Des expositions ? vous travaillez sur quoi en ce moment ?
Je travaille actuellement sur différents nouveaux projets, en commande, en projet personnel et même deux autres projets transversaux en collaboration avec des marques ou acteurs créatifs.
Après avoir réalisé mon premier film court au printemps 2017 actuellement diffusé sous différents médias tel que Nowness, le magazine Numéro ou encore Fashion TV, je travaille sur mes premières commandes en vidéo et sur un nouveau projet de carte blanche. Ces nouveaux projets me permettent d’expérimenter de manière concrète une certaine temporalité qu’implique le film face à l’espace et aux formes que je questionne et appréhende depuis plusieurs années dans mes images. Ce nouveau projet aura d’ailleurs pour mot d’ordre une expérimentation sur notre relation au temps qui passe, celui-ci transposée dans un univers qui en dessinera et redéfinira ses trait plastiquement et émotionnellement.
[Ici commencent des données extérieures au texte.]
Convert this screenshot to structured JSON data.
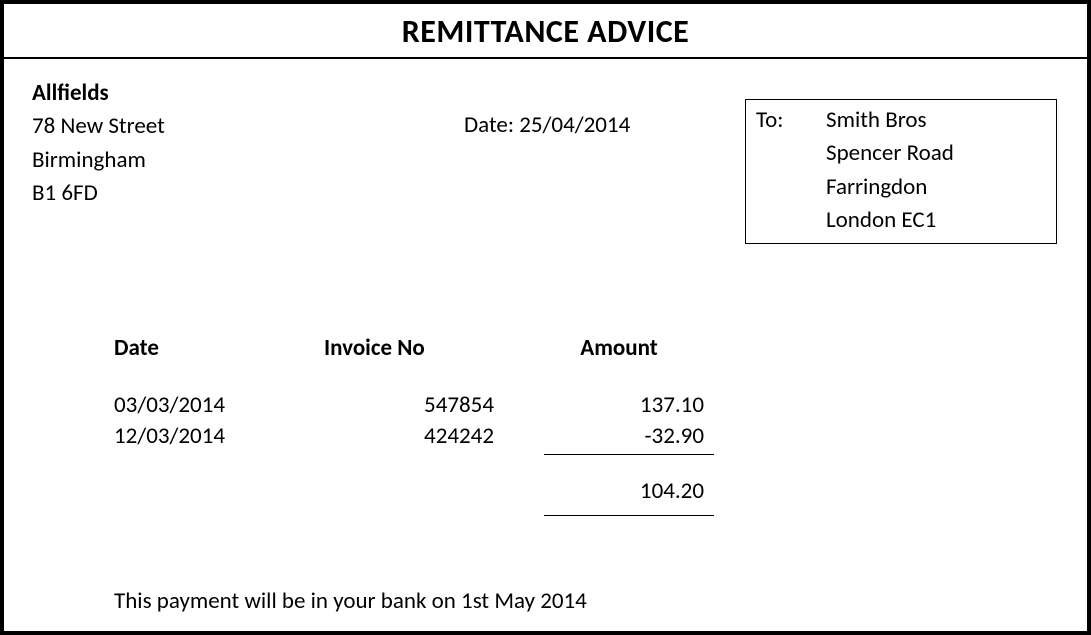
{
  "title": "REMITTANCE ADVICE",
  "from": {
    "name": "Allfields",
    "line1": "78 New Street",
    "line2": "Birmingham",
    "line3": "B1 6FD"
  },
  "date": {
    "label": "Date:",
    "value": "25/04/2014"
  },
  "to": {
    "label": "To:",
    "line1": "Smith Bros",
    "line2": "Spencer Road",
    "line3": "Farringdon",
    "line4": "London EC1"
  },
  "table": {
    "headers": {
      "date": "Date",
      "invoice": "Invoice No",
      "amount": "Amount"
    },
    "rows": [
      {
        "date": "03/03/2014",
        "invoice": "547854",
        "amount": "137.10"
      },
      {
        "date": "12/03/2014",
        "invoice": "424242",
        "amount": "-32.90"
      }
    ],
    "total": "104.20"
  },
  "footer": "This payment will be in your bank on 1st May 2014",
  "style": {
    "border_color": "#000000",
    "background_color": "#ffffff",
    "title_fontsize": 32,
    "body_fontsize": 23,
    "font_family": "Calibri"
  }
}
Quand à la photographie, de nouveaux projets personnels sont en cours tel qu’une série entre expérimentation sur un territoire et introspection de celui-ci par le portrait et le vêtement. Une collaboration avec un célèbre créateur de mode viendra peut être enrichir et supporter le projet, ce serait pour moi une nouvelle occasion de transversalité dans mes recherches. J’aimerai développer autour de ce projet une nouvelle manière de montrer un projet, sortir de l’exposition classique des tirages le temps d’un instant…
Affaires à suivre …
Laura Bonnefous est photographe, elle vit et travaille à Paris. Pendant ses cinq aux Beaux Arts de Paris, un an au Otis College of art and Design de Los Angeles, deux ans à l’Ecole des Gobelins et de nombreux séjours à l’étranger, elle développe sa pratique plastique qui s’articule aujourd’hui entre séries personnelles et travail de commande. Ses projets se veulent d’ailleurs transversaux mêlant installation, mode, performance, sculpture et picturalité.
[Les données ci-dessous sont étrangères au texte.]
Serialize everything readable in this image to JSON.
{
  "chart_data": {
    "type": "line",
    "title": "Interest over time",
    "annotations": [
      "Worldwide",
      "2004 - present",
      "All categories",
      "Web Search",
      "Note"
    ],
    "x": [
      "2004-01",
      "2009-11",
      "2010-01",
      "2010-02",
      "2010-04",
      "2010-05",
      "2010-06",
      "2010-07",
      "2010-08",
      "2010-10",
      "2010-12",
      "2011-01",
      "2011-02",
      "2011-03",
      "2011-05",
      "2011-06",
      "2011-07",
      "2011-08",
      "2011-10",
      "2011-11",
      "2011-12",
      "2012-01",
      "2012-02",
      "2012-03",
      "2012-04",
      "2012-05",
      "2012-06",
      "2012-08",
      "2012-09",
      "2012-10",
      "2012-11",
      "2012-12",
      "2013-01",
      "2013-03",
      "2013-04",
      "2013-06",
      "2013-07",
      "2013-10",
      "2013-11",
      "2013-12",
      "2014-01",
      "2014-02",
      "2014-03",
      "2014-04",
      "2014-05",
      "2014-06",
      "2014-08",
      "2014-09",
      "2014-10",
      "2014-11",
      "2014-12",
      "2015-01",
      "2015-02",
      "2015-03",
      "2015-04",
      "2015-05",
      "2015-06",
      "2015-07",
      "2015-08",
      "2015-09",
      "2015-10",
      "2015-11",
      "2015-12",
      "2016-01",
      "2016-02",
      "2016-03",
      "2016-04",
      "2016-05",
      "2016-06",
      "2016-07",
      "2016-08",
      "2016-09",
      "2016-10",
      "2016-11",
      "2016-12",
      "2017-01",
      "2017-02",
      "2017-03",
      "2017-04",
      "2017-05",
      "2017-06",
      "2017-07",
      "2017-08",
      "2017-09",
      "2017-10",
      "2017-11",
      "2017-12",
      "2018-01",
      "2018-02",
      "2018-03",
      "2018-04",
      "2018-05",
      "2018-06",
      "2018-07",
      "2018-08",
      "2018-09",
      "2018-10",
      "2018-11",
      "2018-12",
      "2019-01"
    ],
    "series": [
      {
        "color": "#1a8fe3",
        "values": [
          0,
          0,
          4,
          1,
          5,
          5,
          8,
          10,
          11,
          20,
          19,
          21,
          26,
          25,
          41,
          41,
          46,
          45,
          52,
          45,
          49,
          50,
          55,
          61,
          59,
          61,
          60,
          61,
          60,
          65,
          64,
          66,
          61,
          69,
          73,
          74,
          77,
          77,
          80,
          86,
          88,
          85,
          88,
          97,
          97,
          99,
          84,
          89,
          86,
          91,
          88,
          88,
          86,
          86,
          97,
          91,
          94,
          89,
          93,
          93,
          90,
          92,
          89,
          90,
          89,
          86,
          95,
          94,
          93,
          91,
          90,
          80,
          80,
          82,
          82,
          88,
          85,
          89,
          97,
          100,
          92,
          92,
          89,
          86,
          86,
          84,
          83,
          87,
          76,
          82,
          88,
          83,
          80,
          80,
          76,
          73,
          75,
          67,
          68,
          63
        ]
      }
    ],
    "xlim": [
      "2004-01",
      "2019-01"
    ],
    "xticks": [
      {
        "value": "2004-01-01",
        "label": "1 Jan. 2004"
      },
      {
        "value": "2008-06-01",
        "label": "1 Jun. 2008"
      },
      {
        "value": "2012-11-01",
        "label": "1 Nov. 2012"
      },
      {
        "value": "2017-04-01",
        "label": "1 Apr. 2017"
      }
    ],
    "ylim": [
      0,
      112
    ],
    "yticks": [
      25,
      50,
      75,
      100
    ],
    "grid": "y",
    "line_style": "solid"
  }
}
Elle réalise des expositions, résidences et concours en France et à l’étranger comme le 104 à Paris en 2009, la Cité Internationale des Arts, le festival de photographie de Arles ces trois dernières années, le Musée d’art contemporain de Bangkok, le Onishi Studio au Japon ou le parcours Saint Germain. En 2014, elle compte parmi les finalistes du Prix Picto et de la Bourse du Talent. En 2015 elle rejoint les 30 Under 30 Womens Photographers, remporte la Bourse du talent #63 exposée fin 2015 à la BNF. Elle est aussi Lauréate du Prix Picto 2015 et du Prix Spécial des Directeurs de création. En 2016, elle compte parmi les lauréats du Prix du club des directeurs artistiques et des photographes européens sélectionnés pour le festival des Voies Off à Arles. Plus récemment elle est finaliste du Prix de photographie de l’Académie des Beaux arts et a réalise son premier film court diffusé en exclusivité sur NOWNESS puis le magazine Numéro au printemps 2017. Elle présente en parallèle Périphéries Intérieures, une exposition personnelle pour le Mois de la Photo du Grand Paris 2017 et Out of Line à la galerie de la Fontaine Obscure à Aix en Provence. Elle a exposé Périphéries Intérieures à la Galerie de la Fnac des Ternes à Paris.